C’est en revanche du côté de Keanu que les choses se passent assez mal selon nous. L’acteur, bien que satisfaisant dans le jeu d’émotions, se montre très rigide dans ses combats et on remarque assez bien les astuces d’acteurs utilisées pour simuler des frappes. Bref, rien ne semble crédible dans les combats de Neo contre ses ennemis. On pense surtout à l’une des scènes de fin qui ne doit compter que sur les cascades et l’effondrement des décors pour tenter de captiver l’audience. Quel dommage quand on pense que les combats sont vraiment au cœur de la saga. Tout n’est pas bon à jeter, mais il y a un vrai manque à gagner de ce côté.

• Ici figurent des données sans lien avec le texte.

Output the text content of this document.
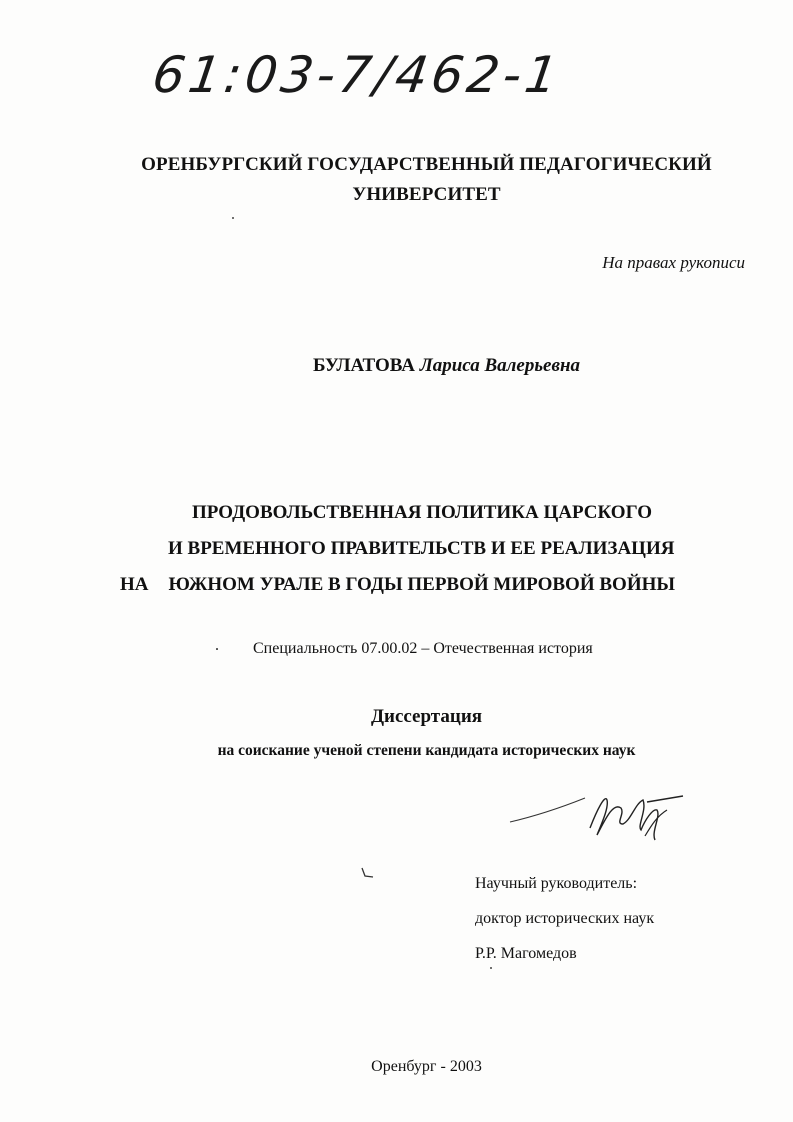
61:03-7/462-1
ОРЕНБУРГСКИЙ ГОСУДАРСТВЕННЫЙ ПЕДАГОГИЧЕСКИЙ
УНИВЕРСИТЕТ
На правах рукописи
БУЛАТОВА Лариса Валерьевна
ПРОДОВОЛЬСТВЕННАЯ ПОЛИТИКА ЦАРСКОГО
И ВРЕМЕННОГО ПРАВИТЕЛЬСТВ И ЕЕ РЕАЛИЗАЦИЯ
НА ЮЖНОМ УРАЛЕ В ГОДЫ ПЕРВОЙ МИРОВОЙ ВОЙНЫ
Специальность 07.00.02 – Отечественная история
Диссертация
на соискание ученой степени кандидата исторических наук
Научный руководитель:
доктор исторических наук
Р.Р. Магомедов
Оренбург - 2003
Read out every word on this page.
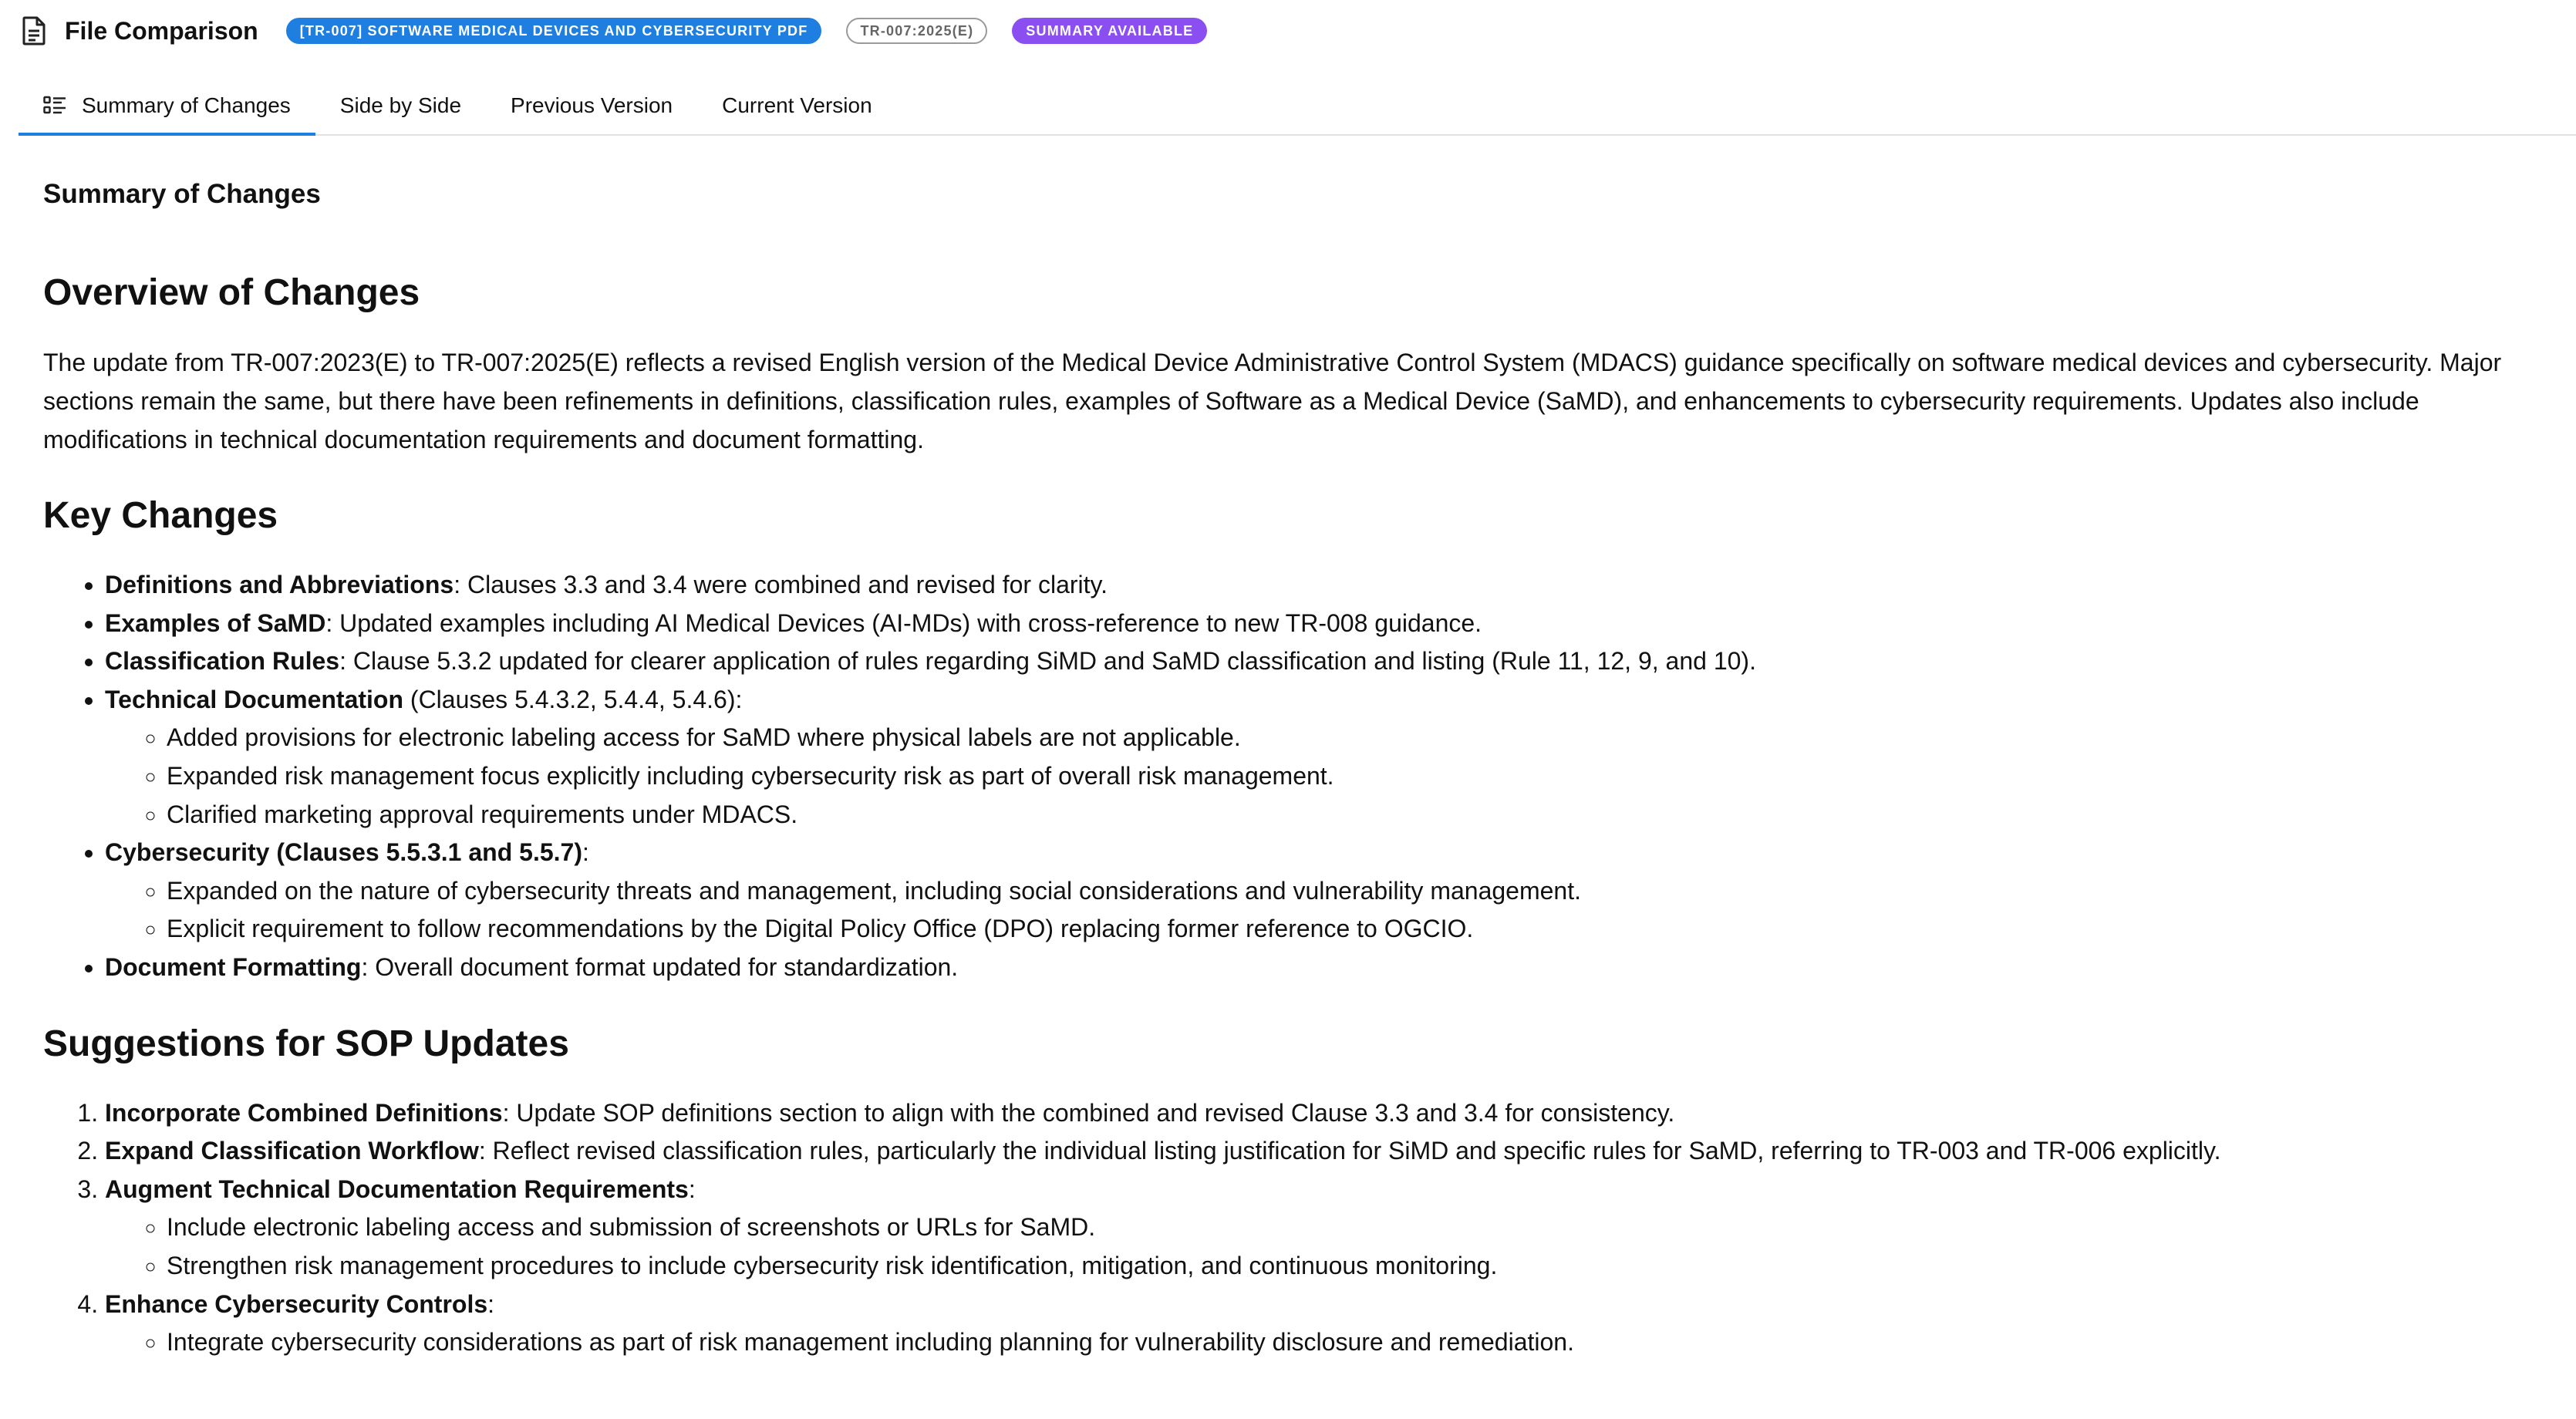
File Comparison	[TR-007] SOFTWARE MEDICAL DEVICES AND CYBERSECURITY PDF	TR-007:2025(E)	SUMMARY AVAILABLE
Summary of Changes Side by Side Previous Version Current Version
Summary of Changes
Overview of Changes

The update from TR-007:2023(E) to TR-007:2025(E) reflects a revised English version of the Medical Device Administrative Control System (MDACS) guidance specifically on software medical devices and cybersecurity. Major sections remain the same, but there have been refinements in definitions, classification rules, examples of Software as a Medical Device (SaMD), and enhancements to cybersecurity requirements. Updates also include modifications in technical documentation requirements and document formatting.

Key Changes
• Definitions and Abbreviations: Clauses 3.3 and 3.4 were combined and revised for clarity.
• Examples of SaMD: Updated examples including AI Medical Devices (AI-MDs) with cross-reference to new TR-008 guidance.
• Classification Rules: Clause 5.3.2 updated for clearer application of rules regarding SiMD and SaMD classification and listing (Rule 11, 12, 9, and 10).
• Technical Documentation (Clauses 5.4.3.2, 5.4.4, 5.4.6):
◦ Added provisions for electronic labeling access for SaMD where physical labels are not applicable.
◦ Expanded risk management focus explicitly including cybersecurity risk as part of overall risk management.
◦ Clarified marketing approval requirements under MDACS.
• Cybersecurity (Clauses 5.5.3.1 and 5.5.7):
◦ Expanded on the nature of cybersecurity threats and management, including social considerations and vulnerability management.
◦ Explicit requirement to follow recommendations by the Digital Policy Office (DPO) replacing former reference to OGCIO.
• Document Formatting: Overall document format updated for standardization.
Suggestions for SOP Updates
1. Incorporate Combined Definitions: Update SOP definitions section to align with the combined and revised Clause 3.3 and 3.4 for consistency.
2. Expand Classification Workflow: Reflect revised classification rules, particularly the individual listing justification for SiMD and specific rules for SaMD, referring to TR-003 and TR-006 explicitly.
3. Augment Technical Documentation Requirements:
◦ Include electronic labeling access and submission of screenshots or URLs for SaMD.
◦ Strengthen risk management procedures to include cybersecurity risk identification, mitigation, and continuous monitoring.
4. Enhance Cybersecurity Controls:
◦ Integrate cybersecurity considerations as part of risk management including planning for vulnerability disclosure and remediation.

Matrix Resurrections s’offre des effets spéciaux très convaincants

Matrix Resurrections présente cela dit un rendu visuel assez époustouflant. La trilogie originale est évidemment connue depuis des années pour l’usage d’effets spéciaux remarquables, dont le fameux bullet-time, et ce quatrième volet ne fait vraiment pas exception à la règle. Ça explose dans tous les sens, on remarque des changements d’environnements en temps réel ou encore un grand soin apporté à tous les décors, autant futuristes que contemporains.

Un scénario qui part en vrille, accrochez-vous !

Le scénario, lui, est plutôt flou. Mais les fans de Matrix s’y retrouveront puisque les concepts n’ont pas du tout changé. Les amateurs seront en revanche perdus, probablement. Car tout part dans diverses directions et il est nécessaire de s’approprier certaines idées implantées dans la trilogie originale pour en comprendre tous les enjeux alors que ce dernier volet n’était pas supposé y être si raccroché. De plus, un seul visionnage sera peut-être insuffisant pour certains spectateurs.

Que vaut le Blu-ray 4K de ce Matrix Resurrections ?

Premier volet de cette saga a avoir été tourné en numérique, le Blu-ray 4K se veut très convaincant avec un rendu en 2160p avec un étalonnage de couleurs Dolby Vision. Le film est issu d’un master 4K et se présente sous la forme d’un produit final très lisse, sans véritable grain visible et un bruit très léger. Même durant les scènes sombres, cette copie UHD s’en tire bien en offrant une luminosité excellente et un contraste qui permet d’apprécier les différentes nuances de noirs et les détails que l’on pourrait rater sur une résolution Blu-ray classique.

Vis-à-vis de ses prédécesseurs, Matrix Resurrection perd cependant un peu de son jeu de verts pour une variété de décors passant du futuriste froid et métallique au contemporain très coloré et lumineux. Ce n’est pas du tout un mal puisque ce Blu-ray 4K est au final très riche visuellement.

Côté son, c’est également une bonne nouvelle. Si les amateurs de VO pourront apprécier une piste en Dolby Atmos (core TrueHD 7.1, 24-bit, 3588 kbps), la VF dispose elle aussi d’un traitement de faveur en optant pour du Dolby Atmos (core TrueHD 7.1, 24-bit, 3555 kbps). Résultat vibrant garanti, surtout au niveau des basses qui secouent le tout.